At 6-4, 220 pounds, Kopitar is the big, skilled center with leadership ability that every team wants. But the shred of mystery over coming from Slovenia enabled Anze to slip out of the top five or six in the draft to the Los Angeles Kings with the 11th pick in the first round.

"Anze was in our training camp a year ago," said Andy Murray of 2005-06 when he came to camp with the Kings. "He was our best center in camp. He could skate, pass and shoot. He had the whole package. We wanted him to play for us right away, but he had a commitment to play one more year for his team in Sweden.

"Let me tell you: There were a lot of tears shed by our coaching staff last September when we had to let Anze go."

Obviously, he was worth the wait for the Kings. Kopitar is a very special player.

"The first time I saw Anze Kopitar he stood out as a talent and a difference maker at the World Junior Championships, when he was just 16," said Craig Button, former Calgary Flames GM. "He had five goals in five games. But, from the first time I saw him to today, it’s clear that his biggest asset is how he challenges himself to be better and how he makes the players around him better.

"Without his desire and passion and skill for the game, Slovenia wouldn’t have stayed in the ‘A’ Pool of that tournament.
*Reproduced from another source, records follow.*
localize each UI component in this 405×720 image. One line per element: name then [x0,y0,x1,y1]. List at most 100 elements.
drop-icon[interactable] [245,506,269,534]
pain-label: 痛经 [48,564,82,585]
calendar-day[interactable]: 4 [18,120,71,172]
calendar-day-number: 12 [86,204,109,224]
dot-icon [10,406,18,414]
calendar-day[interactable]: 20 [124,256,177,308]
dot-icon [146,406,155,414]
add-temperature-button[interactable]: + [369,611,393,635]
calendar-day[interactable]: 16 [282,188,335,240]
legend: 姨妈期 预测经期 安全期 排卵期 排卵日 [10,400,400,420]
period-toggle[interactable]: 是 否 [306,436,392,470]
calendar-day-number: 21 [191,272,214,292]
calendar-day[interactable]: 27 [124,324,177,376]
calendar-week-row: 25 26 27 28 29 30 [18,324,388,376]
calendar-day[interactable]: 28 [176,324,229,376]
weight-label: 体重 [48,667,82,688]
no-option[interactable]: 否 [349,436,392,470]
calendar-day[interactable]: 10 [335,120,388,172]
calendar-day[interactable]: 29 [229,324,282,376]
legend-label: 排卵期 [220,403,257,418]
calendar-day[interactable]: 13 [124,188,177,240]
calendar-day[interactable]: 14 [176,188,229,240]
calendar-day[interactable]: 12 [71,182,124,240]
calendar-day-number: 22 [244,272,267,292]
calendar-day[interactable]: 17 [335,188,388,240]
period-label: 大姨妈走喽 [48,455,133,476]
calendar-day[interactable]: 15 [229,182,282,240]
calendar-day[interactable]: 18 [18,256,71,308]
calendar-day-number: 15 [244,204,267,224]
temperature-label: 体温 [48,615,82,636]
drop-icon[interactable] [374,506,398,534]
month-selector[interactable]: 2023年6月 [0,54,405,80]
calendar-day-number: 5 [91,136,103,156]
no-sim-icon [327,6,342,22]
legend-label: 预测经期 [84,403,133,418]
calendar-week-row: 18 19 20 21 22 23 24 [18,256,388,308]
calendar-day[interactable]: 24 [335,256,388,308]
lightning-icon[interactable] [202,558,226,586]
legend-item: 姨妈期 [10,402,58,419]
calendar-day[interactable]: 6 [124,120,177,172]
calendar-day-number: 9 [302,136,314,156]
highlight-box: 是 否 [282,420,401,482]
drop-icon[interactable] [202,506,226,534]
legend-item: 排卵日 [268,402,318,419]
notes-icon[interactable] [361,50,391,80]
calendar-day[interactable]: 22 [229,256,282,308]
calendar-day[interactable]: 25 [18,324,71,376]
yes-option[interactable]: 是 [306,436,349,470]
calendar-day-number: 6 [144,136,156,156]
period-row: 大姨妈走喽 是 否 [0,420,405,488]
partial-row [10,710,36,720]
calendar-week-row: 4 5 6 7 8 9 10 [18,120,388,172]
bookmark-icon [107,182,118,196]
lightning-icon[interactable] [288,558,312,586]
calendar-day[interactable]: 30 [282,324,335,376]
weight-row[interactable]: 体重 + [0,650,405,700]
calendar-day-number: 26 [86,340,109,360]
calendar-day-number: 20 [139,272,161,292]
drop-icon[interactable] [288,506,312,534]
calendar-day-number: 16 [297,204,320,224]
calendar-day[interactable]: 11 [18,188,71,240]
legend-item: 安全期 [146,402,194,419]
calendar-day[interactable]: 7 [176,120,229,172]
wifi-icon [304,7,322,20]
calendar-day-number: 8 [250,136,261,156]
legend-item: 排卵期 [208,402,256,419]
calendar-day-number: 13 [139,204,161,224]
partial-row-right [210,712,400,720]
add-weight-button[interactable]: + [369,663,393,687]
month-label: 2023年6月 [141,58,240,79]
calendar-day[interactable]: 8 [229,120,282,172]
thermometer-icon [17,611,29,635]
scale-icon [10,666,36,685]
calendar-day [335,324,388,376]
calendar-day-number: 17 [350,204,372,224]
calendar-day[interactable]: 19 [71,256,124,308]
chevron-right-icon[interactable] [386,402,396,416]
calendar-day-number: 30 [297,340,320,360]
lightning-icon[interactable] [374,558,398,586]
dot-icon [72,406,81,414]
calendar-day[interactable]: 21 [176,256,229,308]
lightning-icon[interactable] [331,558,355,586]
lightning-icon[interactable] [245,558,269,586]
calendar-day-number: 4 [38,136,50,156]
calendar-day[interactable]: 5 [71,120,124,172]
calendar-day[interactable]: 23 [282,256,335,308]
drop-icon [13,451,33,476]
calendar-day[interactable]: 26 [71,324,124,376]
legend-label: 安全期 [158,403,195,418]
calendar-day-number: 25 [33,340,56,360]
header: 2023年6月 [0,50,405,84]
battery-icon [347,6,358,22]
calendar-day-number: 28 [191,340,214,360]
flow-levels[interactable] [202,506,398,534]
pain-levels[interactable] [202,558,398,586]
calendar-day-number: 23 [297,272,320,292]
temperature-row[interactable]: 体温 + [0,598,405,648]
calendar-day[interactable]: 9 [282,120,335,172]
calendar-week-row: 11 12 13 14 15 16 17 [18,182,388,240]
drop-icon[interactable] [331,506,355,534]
He willed them to respectability."

Matjaz Kopitar realized that, at 15, Anze was already playing in a men's league, and it was obvious he was at a crossroads and needed a bigger challenge.

"I reached my goals in Slovenia," Anze recalled, "so I knew I had to go somewhere else and step forward. It was a big challenge, because I had to leave home and live on my own. I really missed my mom’s cooking."

But his hunger for the NHL grew.

First, he went to Sodertalje, Sweden, to play, with a junior affiliate. But then quickly graduated to the Swedish Elite League when he was just 17.

If it seems like this is a kid who was poured into a hockey-only world. But he also played soccer and basketball. His brother, Gasper (also hockey player) and grandparents were once basketball players. And, oh yes, you’ve got to hear about his job at his mom’s restaurant, which specializes in pasta and steak but you can find a lot of other foods as well.

"My mom made sure I worked hard, but also had some fun," Anze laughed, who would take orders sometimes, but ...

"Some of the waitresses weren’t strong enough to handle more than a couple of plates," Kopitar said. "Three or four plates filled with pasta or with a huge steak got too heavy for them. But I got to be good enough that I could carry about four plates at a time."

And the balance from those plates ...

"Yeah, it didn’t hurt my balance on skates, either," Anze joked.

And in school, Kopitar not only worked on his native Slovenian language, but he added English and German to his repertoire.

"Grandma was right," Kopitar said. "There are so many things knowing different languages can open up to you in life."

He junior coach, Per Nygards, gave him lot of confidence to survive away from home.

"I’ll never forget what he told me," said Kopitar. "He said, ‘Don’t hope. Make things happen. You can only hope to win the lottery.’ "

Andy Murray, Terry Murray and Daryl Sutter were surprised to see the strength and confidence Kopitar came over hear with. But each one of them looked at the talent and skill as limitless.

Clearly, the Kings must feel like they won the lottery with Kopitar making a difference for them nearly every night.

Sergie Fedorov was Kopitar's favorite. He defected form Russia at the Goodwill Games in Seattle. Anze Kopitar didn't have to defect, but finding his way to the NHL via Slovenia and Sweden was a tremendous way to go. Learning English was a plus.

"My grandmother and grandfather were strong people," said Kapitar.

Now, when he wakes up in the morning and looks out the window, he must enjoy knowing how old dreams have been reached ... and finding new dreams that are oh-so-close to being conquered as well.

Anze Kopitar clearly is a difference-maker.